# Low lying placenta



## Michelle* (Apr 1, 2010)

Hi

I have tried to find a similar post prior to posting this one. I was told at my 20 wk scan (well 21w6d as baby wouldn't pose for pic and had to be rescanned) that I had a low lying placenta. A further scan last week at 35w6d showed placenta was 3.2cm from cervix.

Sonogram lady said they preferred 5cm away and so rescan booked in for 13th Jul (37w6d) to check if it's moved.

No one has mentioned c sec yet or advised me to do or not do anything. I've not had any bleeding and so far (touch wood) have had a pleasant pregnancy.

My questions are:
1) how far does placenta need to be away from cervix before they'll allow natural delivery? Different hospitals appear to have different 'rules'.
2) at what point will I find out if I need a Csec? It all seems to be up in the air really until the last minute and this appears normal from some threads I've read on other websites.
3) can I try for a natural birth if 3.2 cm remains the same? Ive read the labour itself can move the placenta upwards but what would be the risks if I did?

If anyone has any similar experiences, I'm keen to hear them

Thanks in advance 
Michelle x


----------



## emilycaitlin (Mar 7, 2006)

Hi 
It all depends on the policy for your hospital.

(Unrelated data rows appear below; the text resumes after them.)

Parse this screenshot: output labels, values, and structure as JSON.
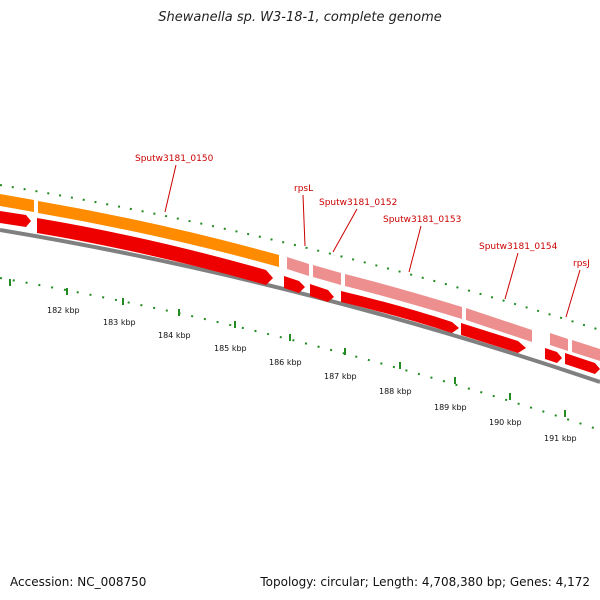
{
  "title": "Shewanella sp. W3-18-1, complete genome",
  "accession": "Accession: NC_008750",
  "info": "Topology: circular; Length: 4,708,380 bp; Genes: 4,172",
  "colors": {
    "cds_forward": "#ff8c00",
    "cds_forward_light": "#ee8f8f",
    "cds_reverse": "#ee0000",
    "backbone": "#808080",
    "tick": "#228b22",
    "label": "#cc0000"
  },
  "genes": [
    {
      "label": "Sputw3181_0150"
    },
    {
      "label": "rpsL"
    },
    {
      "label": "Sputw3181_0152"
    },
    {
      "label": "Sputw3181_0153"
    },
    {
      "label": "Sputw3181_0154"
    },
    {
      "label": "rpsJ"
    }
  ],
  "kbp_labels": [
    "182 kbp",
    "183 kbp",
    "184 kbp",
    "185 kbp",
    "186 kbp",
    "187 kbp",
    "188 kbp",
    "189 kbp",
    "190 kbp",
    "191 kbp"
  ]
}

Most seem to want 5cm away. Often, any less than this means that you could haemorrhage if you labour, and the head wont be able to descend. The final decision will be made after your next scan. I've never heard of labour moving the placenta out of tthe way and I'm not sure how that could happen really as it is on the wall of your uterus and moves as the uterus grows, but it isn't moving up in labour.

All the best, let me know how you get on,

Emilycaitlin xx


----------



## Michelle* (Apr 1, 2010)

Hi

Just an update for those that might read the post.  I had my second scan at 37w6d and my placenta had moved again to 5.7cm.  Sonogram lady was happier but still sent me to be reviewed by midwives on ward who were also happy as it was over 5cm, which seems to be the protocol.  

I now get to have the natural birth I wanted so very happy!

Thank you for the advice Emily, really appreciated at the time (sorry I didn't reply sooner!)

Michelle xx


----------